08 May 2008

30. Mother Of Toddler, A Writer And Teacher

I was walking down a city street with dirty pavement, probably in New York, beside Hillary Clinton who was wearing a black suit and heels. I wasn't sure why I was with her. There was this sense that somebody had to walk with her, and I was there. I felt myself to be her junior, although I didn't work for her.

Barack passed in front of us, wearing a gray suit, and went through the doors of a hotel. I felt Hillary bristle and I began to feel really bad for her.

You know he's going to win, I said. But it's okay.

She stared after him forlornly and we sat down on the hotel steps, next to each other.

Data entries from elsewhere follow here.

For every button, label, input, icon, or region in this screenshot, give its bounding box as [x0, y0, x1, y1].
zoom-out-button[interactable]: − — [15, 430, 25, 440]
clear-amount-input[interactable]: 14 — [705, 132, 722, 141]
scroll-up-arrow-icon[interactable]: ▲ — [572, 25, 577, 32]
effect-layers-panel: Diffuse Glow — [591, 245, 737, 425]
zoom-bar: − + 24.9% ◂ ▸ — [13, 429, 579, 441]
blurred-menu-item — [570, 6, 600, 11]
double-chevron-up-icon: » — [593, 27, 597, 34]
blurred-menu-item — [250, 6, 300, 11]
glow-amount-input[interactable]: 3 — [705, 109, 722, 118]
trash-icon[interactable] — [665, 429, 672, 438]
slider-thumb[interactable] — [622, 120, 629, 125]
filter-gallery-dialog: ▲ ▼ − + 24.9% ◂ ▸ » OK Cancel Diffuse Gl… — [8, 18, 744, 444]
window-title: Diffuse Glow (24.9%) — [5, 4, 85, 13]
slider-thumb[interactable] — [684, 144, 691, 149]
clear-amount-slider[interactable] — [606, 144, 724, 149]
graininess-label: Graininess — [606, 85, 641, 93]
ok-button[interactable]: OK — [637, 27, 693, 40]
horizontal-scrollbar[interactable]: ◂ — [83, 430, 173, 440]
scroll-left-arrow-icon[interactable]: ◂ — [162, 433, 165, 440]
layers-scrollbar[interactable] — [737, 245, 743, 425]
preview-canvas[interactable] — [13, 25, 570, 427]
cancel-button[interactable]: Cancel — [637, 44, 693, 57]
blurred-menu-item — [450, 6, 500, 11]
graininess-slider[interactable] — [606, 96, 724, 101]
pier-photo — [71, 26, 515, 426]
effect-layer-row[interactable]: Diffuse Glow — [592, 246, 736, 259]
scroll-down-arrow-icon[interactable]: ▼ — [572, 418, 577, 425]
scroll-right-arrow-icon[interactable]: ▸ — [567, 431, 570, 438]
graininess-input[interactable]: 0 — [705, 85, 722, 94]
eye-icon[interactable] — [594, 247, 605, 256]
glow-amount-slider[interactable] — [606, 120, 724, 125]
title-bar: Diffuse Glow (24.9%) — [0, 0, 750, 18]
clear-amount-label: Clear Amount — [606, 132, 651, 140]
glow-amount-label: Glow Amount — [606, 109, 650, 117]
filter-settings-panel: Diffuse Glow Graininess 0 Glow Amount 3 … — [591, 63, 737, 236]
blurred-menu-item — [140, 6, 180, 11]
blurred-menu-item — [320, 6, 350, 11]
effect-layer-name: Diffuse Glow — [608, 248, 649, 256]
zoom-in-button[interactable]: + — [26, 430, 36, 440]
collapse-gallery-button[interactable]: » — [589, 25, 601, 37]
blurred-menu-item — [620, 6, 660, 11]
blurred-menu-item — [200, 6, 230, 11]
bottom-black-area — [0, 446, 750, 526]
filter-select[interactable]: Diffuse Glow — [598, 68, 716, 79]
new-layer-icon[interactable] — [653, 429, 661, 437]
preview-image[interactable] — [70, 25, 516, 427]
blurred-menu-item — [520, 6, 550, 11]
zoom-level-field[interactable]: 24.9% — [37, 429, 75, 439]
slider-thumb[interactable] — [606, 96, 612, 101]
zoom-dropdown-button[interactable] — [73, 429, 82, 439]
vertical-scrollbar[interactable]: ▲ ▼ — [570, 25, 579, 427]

In real life, I'm an Obama person, and Hillary generally makes me very, very angry, so the rest of the dream was strange. The weight of her sadness and her disappointment was acute as we sat next to each other on the hotel steps. I felt so sad, so sorry that she had worked so hard and it didn't matter because Obama would win. It all seemed monumentally unfair. I felt like it was because she was a woman, and that she'd had the rug pulled out from under her by a suave, smooth-talking man who wasn't following the obvious trajectory, which would have him running in the next election, not this one.

In the dream I still supported Obama, but felt the injustice Hillary Clinton faced. I wanted to cry because I could see how she deserved the nomination, how she had worked for it and earned it, and that she really felt like she was letting down her supporters -- especially her female ones.

I find this dream really strange because in my waking hours I don't feel this way at all.

I wanted to hug her, but I knew she didn't want to be touched. So we just sat next to each other, very sad.

It really is going to be okay, I said. And I kept wondering if Barack was going to come out of the hotel.